Wall Street looks set for a sustained post-crisis rebound in 2014, as an improving U.S. economy and jobs landscape provides big lenders with more customers, reports the Wall Street Journal.
Funds like the $5.3 billion Pioneer Fund and the $367 million Federated Investors fund are bullish on banks like Wells Fargo & Co. (NYSE:WFC), the nation’s largest mortgage lender.
Banks that profit substantially from commodities and proprietary trading, though, like Goldman Sachs Group Inc. (NYSE:GS), could suffer from new regulations like the recently approved Volcker rule. Banks could also benefit from their roles as underwriters in initial public offerings, after 2013 saw a bumper crop of public launches of domestic and foreign companies.
Banks will report quarterly earnings early in January, led by JPMorgan Chase & Co. (NYSE:JPM) and Wells Fargo on Jan. 14. The finance sector typically kicks off earnings season.
The financial sector saw total returns of 36 percent in 2013, according to a Goldman Sachs note from Monday. As a sector, it contributed the most on a weighted basis to the S&P 500’s total return in 2013, during a year when the index broke multiple records.
Wells Fargo, JPMorgan, Bank of America Corp. (NYSE:BAC) and Visa Inc. (NYSE:V) were among the top 20 stocks in the S&P 500 with the highest returns in 2013.
Still, those returns were lower than those offered by other sectors, like consumer, health care and industrial sectors, which scored returns of just over 40 percent. In terms of risk-adjusted returns, too, financial stocks ranked in the middle of the pack.

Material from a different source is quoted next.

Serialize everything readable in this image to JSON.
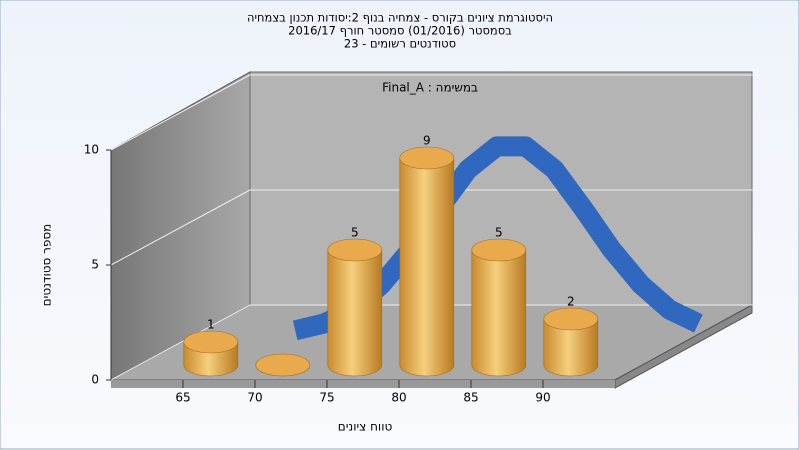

Financial firms grew earnings per share by about 30 percent in 2013, according to Goldman estimates. That’s better than overall S&P 500 earnings growth, at 10 percent. But financial companies could fare worse in 2014, where they’re expected to grow EPS by only 9 percent, below the market’s 12 percent.
Ironically enough, Goldman maintains a "neutral" rating for the financial sector.